The following is a submission from an educator as part of the Your Soapbox feature, which explores the experiences of educators in North Carolina through their own words. Check out more first person stories here, or if you are an educator, submit your own.
Many great teachers feel a calling to the profession, but that is not necessarily enough to make it a wise career path.
Our state legislators are currently causing serious harm to our state’s education system. The key to getting (and keeping) good teachers in the classroom is giving them incentives to seek and keep jobs as educators.
Teaching was never a high-paying job in NC, but it did offer something else, job security. No one (that I know of) expects to get rich teaching in NC, but they were willing to sacrifice higher pay because they care about the students and the job, and used to feel their jobs were secure and that they could not be fired without due cause.
With low pay and no job security, how can the state expect to encourage highly qualified people to seek jobs in education?
Even those desiring to be educators might be inclined to move to a state with better incentives, instead of taking their chances in NC, while wondering if their job will exist next year.
I was a Teaching Fellow; it was a great program for getting qualified teachers in the classroom, but now the program has gone the way of the Dodo (or should I say Carolina Parakeet?). This is really a sad state of affairs; more is being expected of teachers for lower pay, without raises. Workdays have been reduced, further limiting time to research and understand common core or to develop activities and implement these new ideas.
Pay may end up being dictated by test results that are largely a product of the regional culture and the prior education of students, rather than the result of a single teacher’s performance.

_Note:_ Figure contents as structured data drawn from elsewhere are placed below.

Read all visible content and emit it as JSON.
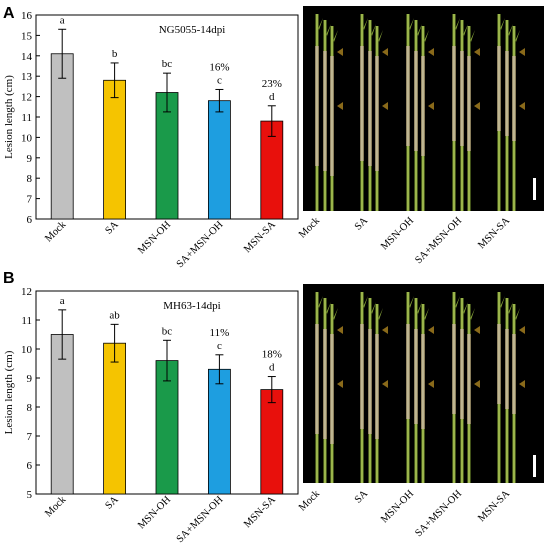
{
  "panels": [
    {
      "letter": "A",
      "chart_data": {
        "type": "bar",
        "title": "NG5055-14dpi",
        "ylabel": "Lesion length (cm)",
        "xlabel": "",
        "categories": [
          "Mock",
          "SA",
          "MSN-OH",
          "SA+MSN-OH",
          "MSN-SA"
        ],
        "values": [
          14.1,
          12.8,
          12.2,
          11.8,
          10.8
        ],
        "errors": [
          1.2,
          0.85,
          0.95,
          0.55,
          0.75
        ],
        "significance": [
          "a",
          "b",
          "bc",
          "c",
          "d"
        ],
        "reduction_labels": [
          "",
          "",
          "",
          "16%",
          "23%"
        ],
        "colors": [
          "#c0c0c0",
          "#f5c400",
          "#1a9a4a",
          "#1e9ee0",
          "#e8100c"
        ],
        "ylim": [
          6,
          16
        ],
        "yticks": [
          6,
          7,
          8,
          9,
          10,
          11,
          12,
          13,
          14,
          15,
          16
        ],
        "grid": false
      },
      "photo_labels": [
        "Mock",
        "SA",
        "MSN-OH",
        "SA+MSN-OH",
        "MSN-SA"
      ]
    },
    {
      "letter": "B",
      "chart_data": {
        "type": "bar",
        "title": "MH63-14dpi",
        "ylabel": "Lesion length (cm)",
        "xlabel": "",
        "categories": [
          "Mock",
          "SA",
          "MSN-OH",
          "SA+MSN-OH",
          "MSN-SA"
        ],
        "values": [
          10.5,
          10.2,
          9.6,
          9.3,
          8.6
        ],
        "errors": [
          0.85,
          0.65,
          0.7,
          0.5,
          0.45
        ],
        "significance": [
          "a",
          "ab",
          "bc",
          "c",
          "d"
        ],
        "reduction_labels": [
          "",
          "",
          "",
          "11%",
          "18%"
        ],
        "colors": [
          "#c0c0c0",
          "#f5c400",
          "#1a9a4a",
          "#1e9ee0",
          "#e8100c"
        ],
        "ylim": [
          5,
          12
        ],
        "yticks": [
          5,
          6,
          7,
          8,
          9,
          10,
          11,
          12
        ],
        "grid": false
      },
      "photo_labels": [
        "Mock",
        "SA",
        "MSN-OH",
        "SA+MSN-OH",
        "MSN-SA"
      ]
    }
  ]
}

Performance-based pay will likely take more of the focus away from the true exploration of ideas (which seems to be encouraged by common core) and redirect the focus onto achieving higher test scores, which don’t necessarily reflect “better” educational techniques or outcomes.

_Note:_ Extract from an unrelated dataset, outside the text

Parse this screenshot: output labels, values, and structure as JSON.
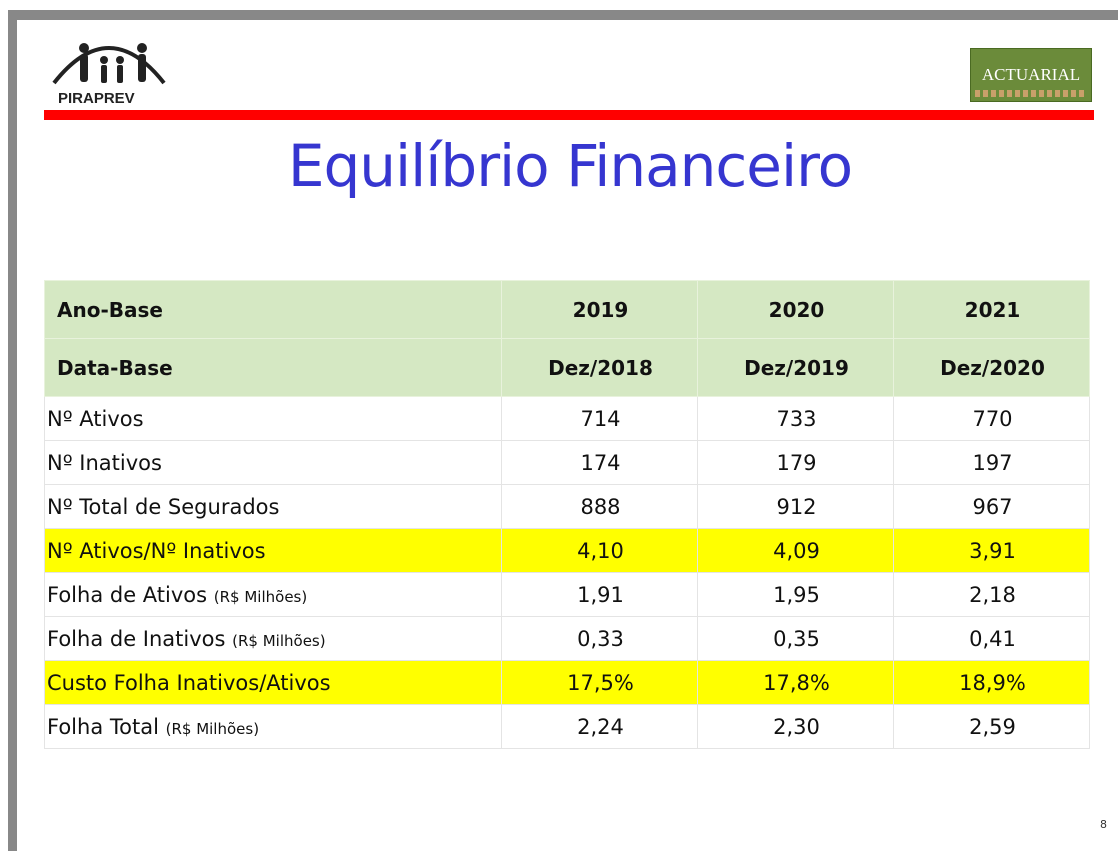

Accountability is important, but not to the extent that it threatens to diminish valuable, and often intangible and unquantifiable, experiences students have in dynamic, flourishing classrooms.

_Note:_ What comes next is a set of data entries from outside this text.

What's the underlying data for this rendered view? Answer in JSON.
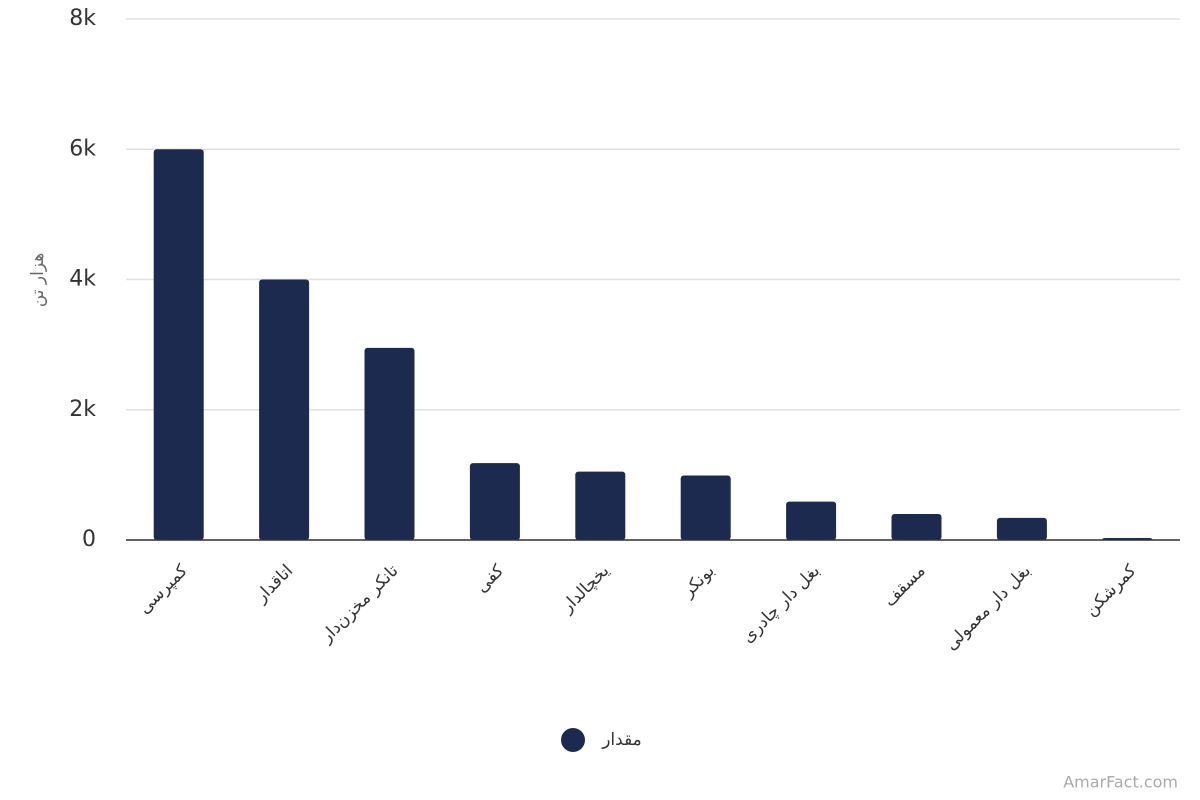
{
  "chart_data": {
    "type": "bar",
    "y_label": "هزار تن",
    "categories": [
      "کمپرسی",
      "اتاقدار",
      "تانکر مخزن‌دار",
      "کفی",
      "یخچالدار",
      "بونکر",
      "بغل دار چادری",
      "مسقف",
      "بغل دار معمولی",
      "کمرشکن"
    ],
    "series": [
      {
        "name": "مقدار",
        "color": "#1b2a4e",
        "values": [
          6000,
          4000,
          2950,
          1180,
          1050,
          990,
          590,
          400,
          340,
          30
        ]
      }
    ],
    "ylim": [
      0,
      8000
    ],
    "yticks": [
      0,
      {
        "value": 2000,
        "label": "2k"
      },
      {
        "value": 4000,
        "label": "4k"
      },
      {
        "value": 6000,
        "label": "6k"
      },
      {
        "value": 8000,
        "label": "8k"
      }
    ],
    "grid": true,
    "watermark": "AmarFact.com"
  }
}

We have a responsibility to prepare our students to compete in a global job market, but we are jeopardizing our ability to do so; I hesitate to accuse the legislature of intentionally sabotaging the public education system, but if their intentions are genuine, they are certainly inadvertently leading us in a direction that ensures education will suffer, and as a result the students of our state will suffer… A fate no teacher I know of desires.